Is Plato really meaning that no one understands philosophy?  Perhaps he intends to warn the philosopher, that it can seem like no one in the world will connect with your ideas, but also to reassure you that your ideas will impact people, after death if not now.

Apology and Power

This text was really interesting, particularly Plato’s take on good and evil.  He seems to think, despite what he says about Athens being a noble horse, that institutions in general are corrupt.  He claims to have been sent by the god just to prod the city back to the good it’s always been capable of, but he also says that he’s too honest to survive in any kind of regular occupation: “wealth, household affairs, the position of general or public orator or the other offices, the political clubs and factions that exist in the city” (36b).  This pretty broadly covers public life: individual interactions and transactions are not on the list, but only jobs involved in the institution.  He also says that it is impossible for someone to promote justice from a public position; only private life can offer one a platform to encourage justice from.  He pretty clearly thinks that the whole public office is corrupt, since he is surprised at how many people voted in his favor, and he gives examples to prove it like the conviction of the navy generals and Leon of Salamis.

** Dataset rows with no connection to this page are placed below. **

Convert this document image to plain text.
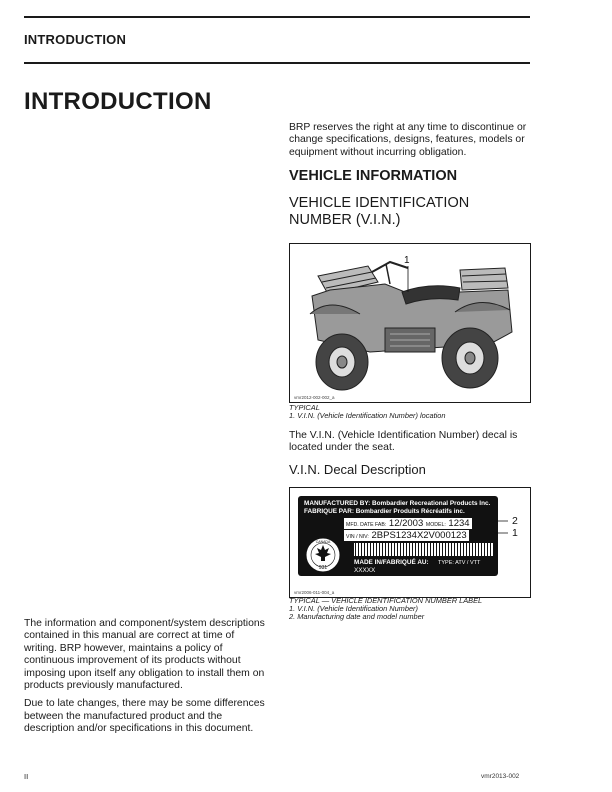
INTRODUCTION
INTRODUCTION

BRP reserves the right at any time to discontinue or change specifications, designs, features, models or equipment without incurring obligation.

VEHICLE INFORMATION
VEHICLE IDENTIFICATION NUMBER (V.I.N.)
1
vmr2012-002-002_a
TYPICAL
1. V.I.N. (Vehicle Identification Number) location

The V.I.N. (Vehicle Identification Number) decal is located under the seat.

V.I.N. Decal Description
MANUFACTURED BY: Bombardier Recreational Products Inc.
FABRIQUE PAR: Bombardier Produits Récréatifs inc.
MFD. DATE FAB: 12/2003 MODEL: 1234
VIN / NIV: 2BPS1234X2V000123
931
CANADA
MADE IN/FABRIQUÉ AU:
XXXXX
TYPE: ATV / VTT
2
1
vmr2006-011-004_a
TYPICAL — VEHICLE IDENTIFICATION NUMBER LABEL
1. V.I.N. (Vehicle Identification Number)
2. Manufacturing date and model number

The information and component/system descriptions contained in this manual are correct at time of writing. BRP however, maintains a policy of continuous improvement of its products without imposing upon itself any obligation to install them on products previously manufactured.

Due to late changes, there may be some differences between the manufactured product and the description and/or specifications in this document.

II	vmr2013-002
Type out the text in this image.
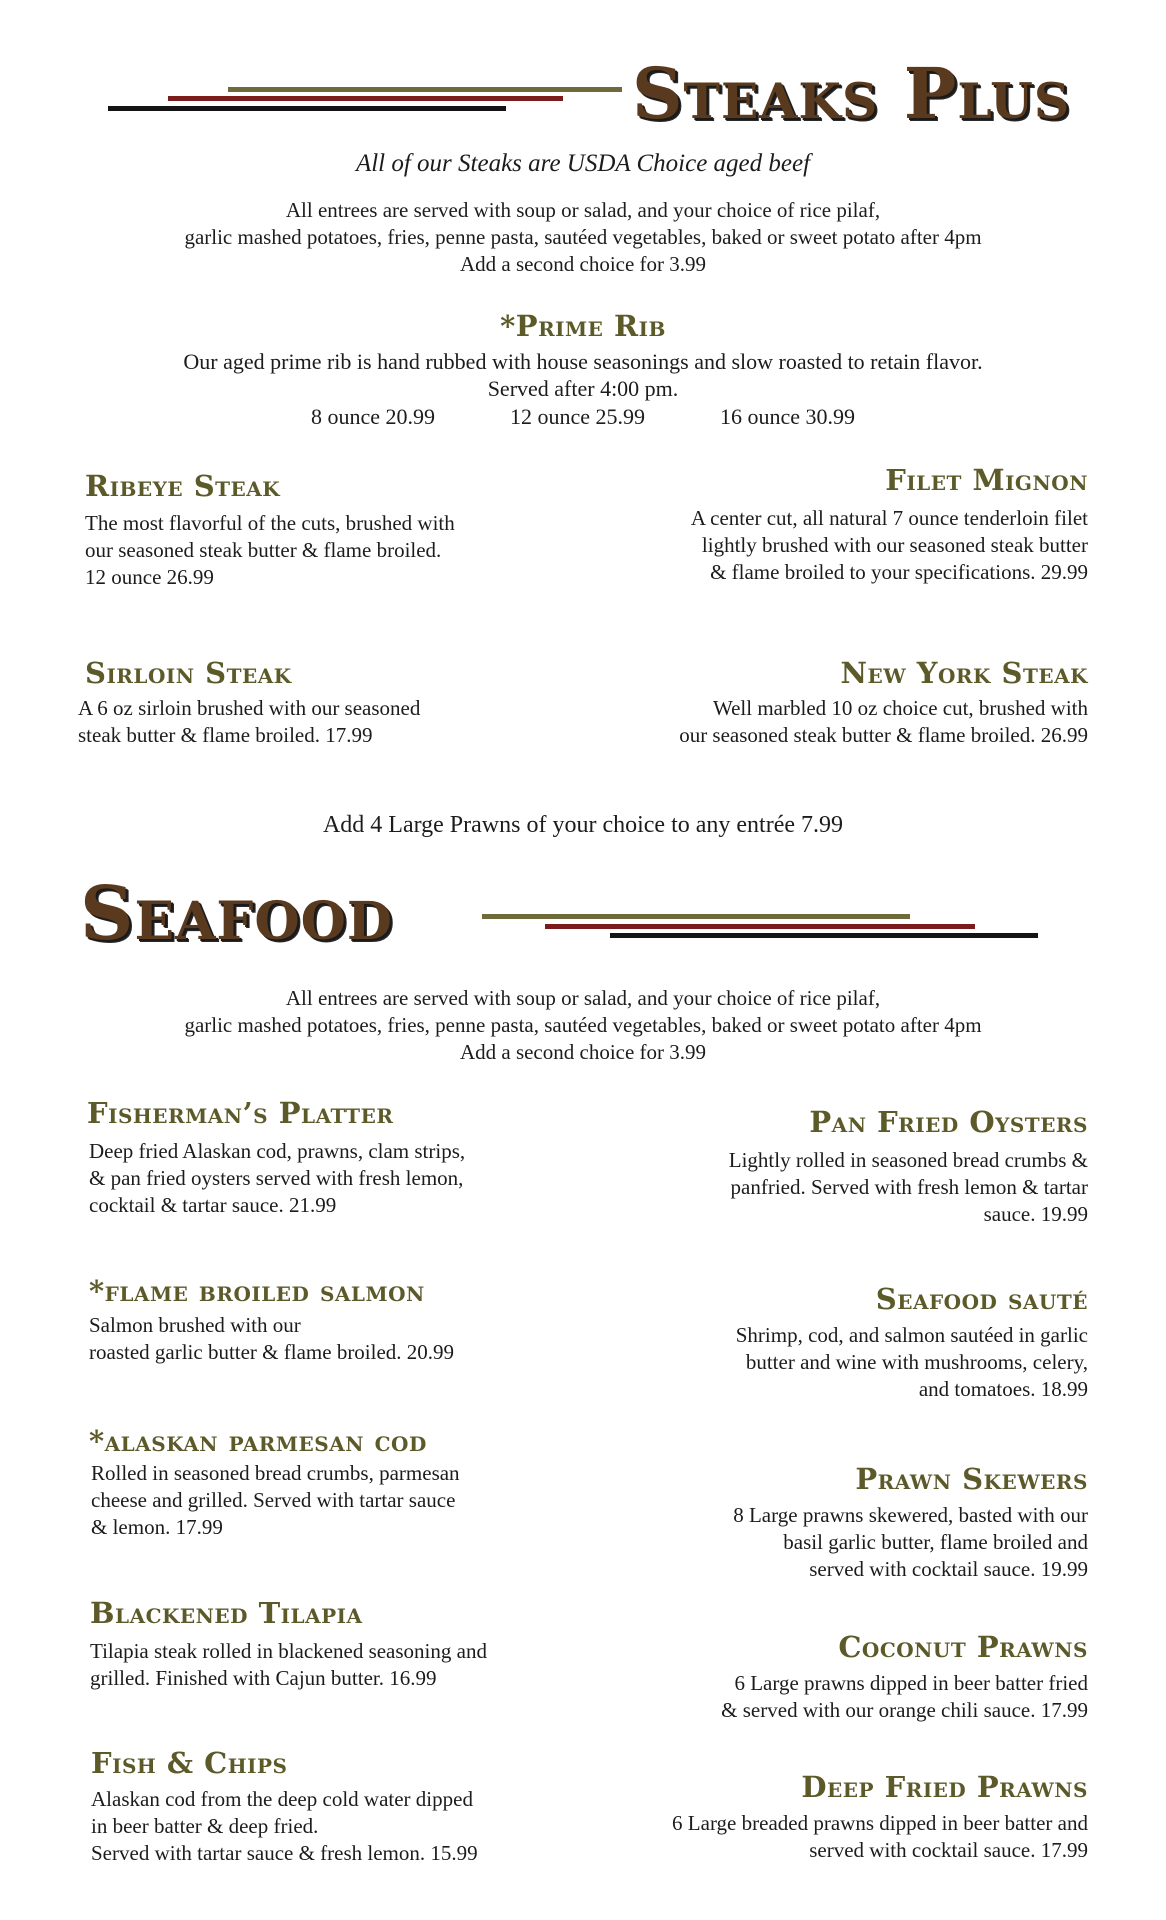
Steaks Plus
All of our Steaks are USDA Choice aged beef
All entrees are served with soup or salad, and your choice of rice pilaf,
garlic mashed potatoes, fries, penne pasta, sautéed vegetables, baked or sweet potato after 4pm
Add a second choice for 3.99
*Prime Rib
Our aged prime rib is hand rubbed with house seasonings and slow roasted to retain flavor.
Served after 4:00 pm.
8 ounce 20.99	12 ounce 25.99	16 ounce 30.99
Ribeye Steak
The most flavorful of the cuts, brushed with
our seasoned steak butter & flame broiled.
12 ounce 26.99
Filet Mignon
A center cut, all natural 7 ounce tenderloin filet
lightly brushed with our seasoned steak butter
& flame broiled to your specifications. 29.99
Sirloin Steak
A 6 oz sirloin brushed with our seasoned
steak butter & flame broiled. 17.99
New York Steak
Well marbled 10 oz choice cut, brushed with
our seasoned steak butter & flame broiled. 26.99
Add 4 Large Prawns of your choice to any entrée 7.99
Seafood
All entrees are served with soup or salad, and your choice of rice pilaf,
garlic mashed potatoes, fries, penne pasta, sautéed vegetables, baked or sweet potato after 4pm
Add a second choice for 3.99
Fisherman’s Platter
Deep fried Alaskan cod, prawns, clam strips,
& pan fried oysters served with fresh lemon,
cocktail & tartar sauce. 21.99
*flame broiled salmon
Salmon brushed with our
roasted garlic butter & flame broiled. 20.99
*alaskan parmesan cod
Rolled in seasoned bread crumbs, parmesan
cheese and grilled. Served with tartar sauce
& lemon. 17.99
Blackened Tilapia
Tilapia steak rolled in blackened seasoning and
grilled. Finished with Cajun butter. 16.99
Fish & Chips
Alaskan cod from the deep cold water dipped
in beer batter & deep fried.
Served with tartar sauce & fresh lemon. 15.99
Pan Fried Oysters
Lightly rolled in seasoned bread crumbs &
panfried. Served with fresh lemon & tartar
sauce. 19.99
Seafood sauté
Shrimp, cod, and salmon sautéed in garlic
butter and wine with mushrooms, celery,
and tomatoes. 18.99
Prawn Skewers
8 Large prawns skewered, basted with our
basil garlic butter, flame broiled and
served with cocktail sauce. 19.99
Coconut Prawns
6 Large prawns dipped in beer batter fried
& served with our orange chili sauce. 17.99
Deep Fried Prawns
6 Large breaded prawns dipped in beer batter and
served with cocktail sauce. 17.99
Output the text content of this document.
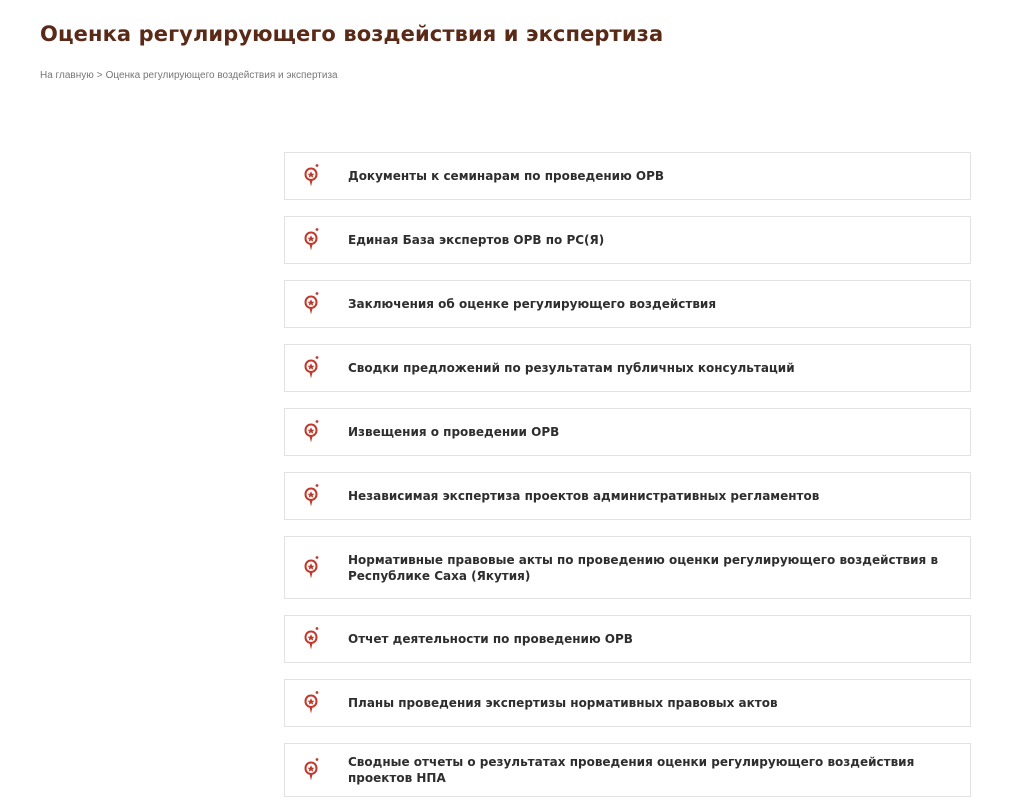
Оценка регулирующего воздействия и экспертиза
На главную > Оценка регулирующего воздействия и экспертиза
Документы к семинарам по проведению ОРВ
Единая База экспертов ОРВ по РС(Я)
Заключения об оценке регулирующего воздействия
Сводки предложений по результатам публичных консультаций
Извещения о проведении ОРВ
Независимая экспертиза проектов административных регламентов
Нормативные правовые акты по проведению оценки регулирующего воздействия в Республике Саха (Якутия)
Отчет деятельности по проведению ОРВ
Планы проведения экспертизы нормативных правовых актов
Сводные отчеты о результатах проведения оценки регулирующего воздействия проектов НПА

We see that Socrates doesn’t think everyone is corrupt, for sure, because of his young friends whom he seems to trust and care for a lot.  However, he rejects all ways of relating to people that involve transaction or any kind of acknowledged influence, as we see when he says he refuses to be called anyone’s teacher, and no one can claim to have learned from him.  If people choose to follow him around and imitate his style of thought, that’s their problem; all he does is bother important people and show them that they’re not as wise as they thought.  Socrates believes justice and goodness can only be achieved on a platform of individual people talking to one another with no authority acknowledged.  However, he does claim some authority, namely, divine power, in his being sent to Athens: in making this statement he is claiming that he and his way of relating to people have the support of the god.